YMMV: The Aristocats

  • Alternative Character Interpretation: Is Edgar really a villain, or a Woobie, Destroyer of Worlds? After all, he put the cats asleep and abandoned them when he could have poisoned them.
    • On that note, did he expect them to survive, or was he trying to kill them? That was enough sleeping pills for a human to have to worry about an overdose, and we never saw how he planned to dispose of the bodies.
  • Big Lipped Alligator Moment: The rather excessively long slapstick chase sequence that happens when Edgar is trying to dump the cats in the countryside. After he loses the basket, the chase still goes on for about five minutes, involving Edgar getting flung into the air twice and a windmill, and the whole plot about the cats being abandoned has to stop while we wait for the chase to end.
  • Ear Worm: Most of the songs:
    • "Ta-ra-ra-BOOM-de-ay, ta-ra-ra-BOOM-de-ay!"
    • Ev'rybody wants to be a cat, because a cat's the only cat who knows where it's at...
    • Many of the characters' Leitmotifs as well, like Edgar, or the Gobble Sisters.
  • Ensemble Darkhorse:
    • The hound dogs, who come close to stealing the show despite only having a few scenes.
    • Marie also happens to pretty much be the sole representative of this film these days. She even has her own merchandise line, and is insanely popular in Japan (and the rest of Asia)!
  • Ethnic Scrappy: Shun Gon, the Chinese member of Scat Cat's gang. He's not a villain, but he has the buck teeth and the exaggerated accent.
  • Germans Love David Hasselhoff:
    • Marie is getting a disproportionate amount of attention in Japan, and is more frequently featured in Tokyo Disneyland. The reason why? Japanese love kittens.
      • This has also spread to the rest of Asia. If you're looking for Aristocats merchandise outside Japan, you won't find any outside of the DVD and Blu-Ray, and the occasional novelization and picture book. Marie merchandise, on the other hand...
    • Much like Duffy the Disney Bear, this is translating back to the American parks: there is now a walkaround character of her who hangs out in Epcot's France pavilion in the World Showcase and recently moved to the Magic Kingdom in Walt Disney World.
    • The film itself in Italy, thanks mostly to a creative dub job which transforms O'Malley into a Roman playboy named Romeo.
  • Hilarious in Hindsight:
    • A cat playing the piano?
    • Georges's comment on not being as spry as he was when he was 80 and his general denial of his advanced age are more amusing when it's taken into consideration that his voice actor managed to live up to 102.

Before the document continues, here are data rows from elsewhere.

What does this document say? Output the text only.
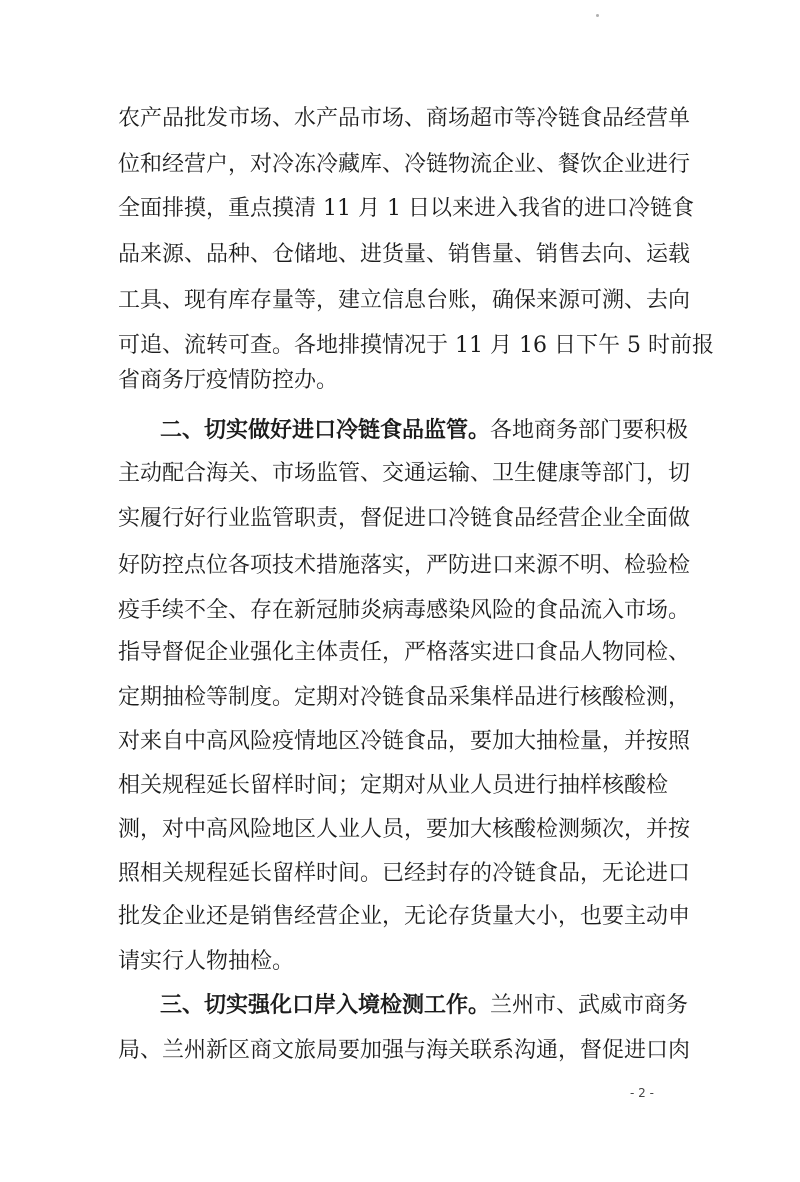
农产品批发市场、水产品市场、商场超市等冷链食品经营单

位和经营户，对冷冻冷藏库、冷链物流企业、餐饮企业进行

全面排摸，重点摸清 11 月 1 日以来进入我省的进口冷链食

品来源、品种、仓储地、进货量、销售量、销售去向、运载

工具、现有库存量等，建立信息台账，确保来源可溯、去向

可追、流转可查。各地排摸情况于 11 月 16 日下午 5 时前报

省商务厅疫情防控办。

二、切实做好进口冷链食品监管。各地商务部门要积极

主动配合海关、市场监管、交通运输、卫生健康等部门，切

实履行好行业监管职责，督促进口冷链食品经营企业全面做

好防控点位各项技术措施落实，严防进口来源不明、检验检

疫手续不全、存在新冠肺炎病毒感染风险的食品流入市场。

指导督促企业强化主体责任，严格落实进口食品人物同检、

定期抽检等制度。定期对冷链食品采集样品进行核酸检测，

对来自中高风险疫情地区冷链食品，要加大抽检量，并按照

相关规程延长留样时间；定期对从业人员进行抽样核酸检

测，对中高风险地区人业人员，要加大核酸检测频次，并按

照相关规程延长留样时间。已经封存的冷链食品，无论进口

批发企业还是销售经营企业，无论存货量大小，也要主动申

请实行人物抽检。

三、切实强化口岸入境检测工作。兰州市、武威市商务

局、兰州新区商文旅局要加强与海关联系沟通，督促进口肉

- 2 -
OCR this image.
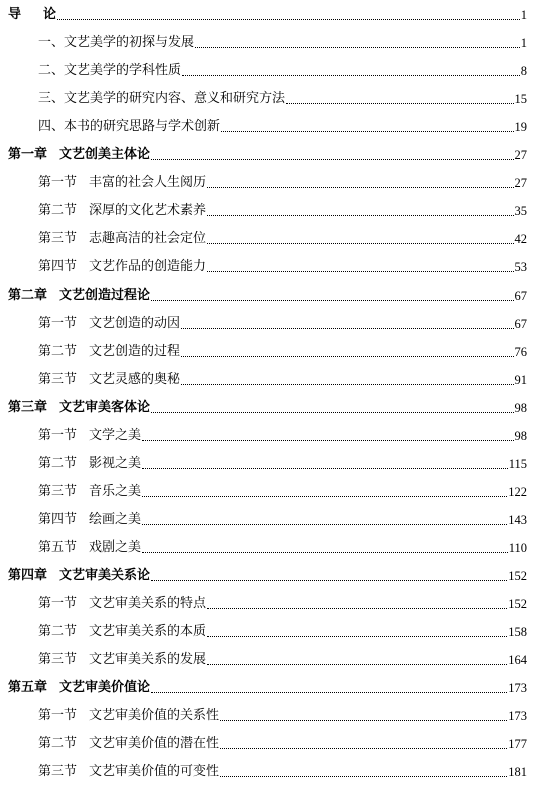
导 论	1
一、文艺美学的初探与发展	1
二、文艺美学的学科性质	8
三、文艺美学的研究内容、意义和研究方法	15
四、本书的研究思路与学术创新	19
第一章 文艺创美主体论	27
第一节 丰富的社会人生阅历	27
第二节 深厚的文化艺术素养	35
第三节 志趣高洁的社会定位	42
第四节 文艺作品的创造能力	53
第二章 文艺创造过程论	67
第一节 文艺创造的动因	67
第二节 文艺创造的过程	76
第三节 文艺灵感的奥秘	91
第三章 文艺审美客体论	98
第一节 文学之美	98
第二节 影视之美	115
第三节 音乐之美	122
第四节 绘画之美	143
第五节 戏剧之美	110
第四章 文艺审美关系论	152
第一节 文艺审美关系的特点	152
第二节 文艺审美关系的本质	158
第三节 文艺审美关系的发展	164
第五章 文艺审美价值论	173
第一节 文艺审美价值的关系性	173
第二节 文艺审美价值的潜在性	177
第三节 文艺审美价值的可变性	181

  • Jerkass Woobie: Edgar to some point of view.
  • Moral Event Horizon: Edgar attacking O'Malley with a pitchfork. Then again, he did have a few lives to spare.
  • One-Scene Wonder:
    • Bill Thompson as the hilariously drunk Uncle Waldo. Even the main characters comment on it.
      "I like Uncle Waldo."
      "Yes, especially when he's 'marinated.'"
    • Unfortunately, this was also Bill Thompson's final role in an animated film, due to him dying of septic shock a few months later.
  • Strawman Has a Point: Edgar's reason for abducting the cats.
  • Suspiciously Similar Song: The Goose Sisters' theme music is remarkably similar to "Baby Elephant Walk".
  • Values Dissonance: If the film were made more recently, it's seriously doubtful they'd be able to get away with having an Asian cat who has crooked eyes, buck teeth, a thick accent, and who plays the piano with his chopsticks, playing a 'Chopsticks' style melody filled with Asian buzzwords (even worse, Chinese-sounding gibberish in some dubs).
  • What an Idiot: The entire plot hinges on the fact that Edgar apparently believes cats literally have nine lives. There is also that fact that the Disney Encyclopedia writer, John Grant, points out that had Edgar obeyed the wishes of the will, he would have had a guaranteed job taking care of Madame's "heirs" until he almost certainly outlives them and gets the remainder of the inheritance all for himself.